Reporter: Muhammad Yazid | Editor: Adi Wikanto
JAKARTA. Proses revisi UU Nomor 5 Tahun 1999 tentang Larangan Praktek Monopoli dan Persaingan Usaha Tidak Sehat masih terus bergulir.
Komisi Pengawas Persaingan Usaha (KPPU) selaku wasit dalam regulasi tersebut meminta posisi yang lebih kuat dalam penegakan hukum tindakan monopoli.
Salah satunya, KPPU menginginkan perubahan pangaturan terkait penggabungan, peleburan, serta pengambilalihan usaha alisa merger.
Komisi antipraktek monopoli ini mengusulkan empat poin dalam klausul dalam draf revisi UU Nomor 5/1999.

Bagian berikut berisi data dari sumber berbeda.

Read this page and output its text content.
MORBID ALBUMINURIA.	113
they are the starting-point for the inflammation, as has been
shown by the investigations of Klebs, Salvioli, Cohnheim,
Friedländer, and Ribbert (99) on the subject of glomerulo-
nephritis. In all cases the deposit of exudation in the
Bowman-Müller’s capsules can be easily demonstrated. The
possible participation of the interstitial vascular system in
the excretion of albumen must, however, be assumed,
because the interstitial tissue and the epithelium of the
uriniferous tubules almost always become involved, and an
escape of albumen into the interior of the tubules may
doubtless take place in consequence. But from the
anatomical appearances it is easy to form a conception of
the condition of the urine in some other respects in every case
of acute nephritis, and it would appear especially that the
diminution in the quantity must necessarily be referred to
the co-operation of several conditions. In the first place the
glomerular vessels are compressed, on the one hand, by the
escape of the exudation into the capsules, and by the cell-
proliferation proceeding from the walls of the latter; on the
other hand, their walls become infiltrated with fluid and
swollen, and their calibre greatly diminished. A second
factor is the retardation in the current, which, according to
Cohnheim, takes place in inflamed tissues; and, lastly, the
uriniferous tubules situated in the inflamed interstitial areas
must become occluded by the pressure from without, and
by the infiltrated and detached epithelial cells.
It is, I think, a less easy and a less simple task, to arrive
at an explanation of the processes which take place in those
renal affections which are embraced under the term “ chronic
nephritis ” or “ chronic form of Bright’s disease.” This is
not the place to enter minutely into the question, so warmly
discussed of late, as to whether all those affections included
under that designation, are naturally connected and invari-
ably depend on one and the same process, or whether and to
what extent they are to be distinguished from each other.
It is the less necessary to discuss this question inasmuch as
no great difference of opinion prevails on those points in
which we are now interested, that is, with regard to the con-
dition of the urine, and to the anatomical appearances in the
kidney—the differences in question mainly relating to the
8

Direktur Merger KPPU Taufik Ariyanto mengatakan, pihaknya fokus dalam pengawasan kegiatan merger karena jenis aksi korporasi dapat mempengaruhi tingkat persaingan dalam suatu pasar.
"Merger juga masih menjadi alat yang sah bagi salah satu pelaku usaha untuk menyingkirkan pesaingnya," kata dia siaran pers yang diterima KONTAN, Kamis (29/10).
Oleh karena itu, pihaknya akan mengusulkan empat poin perubahan UU anti praktek monopoli gar dapat memperkuat peran KPPU.
Pertama, pelaporan kegiatan merger harus dilakukan sebelum perusahaan membuat keputusan.
Dengan begitu, sistem post notification yang selama ini berlaku akan diubah menjadi pre otification.
Tujuannya, KPPU bisa mencegah lebih awal apabila aksi korporasi tersebut diduga mengandung praktek monopoli.
Kedua, calon revisi UU akan memuat perintah ke KPPU untuk membuat peraturan pelaksaan mengenai pengambilalihan aset dan pembentukan joint venture.
Ketiga, perubahan ketentuan batasan nilai alias threshold dalam kegiatan merger.
Keempat, pendapat KPPU terkait hasil merger dituangkan dalam bentuk surat keputusan, sehingga hal tersebut juga dapat memberi kesempatan perusahaan untuk mengajukan banding.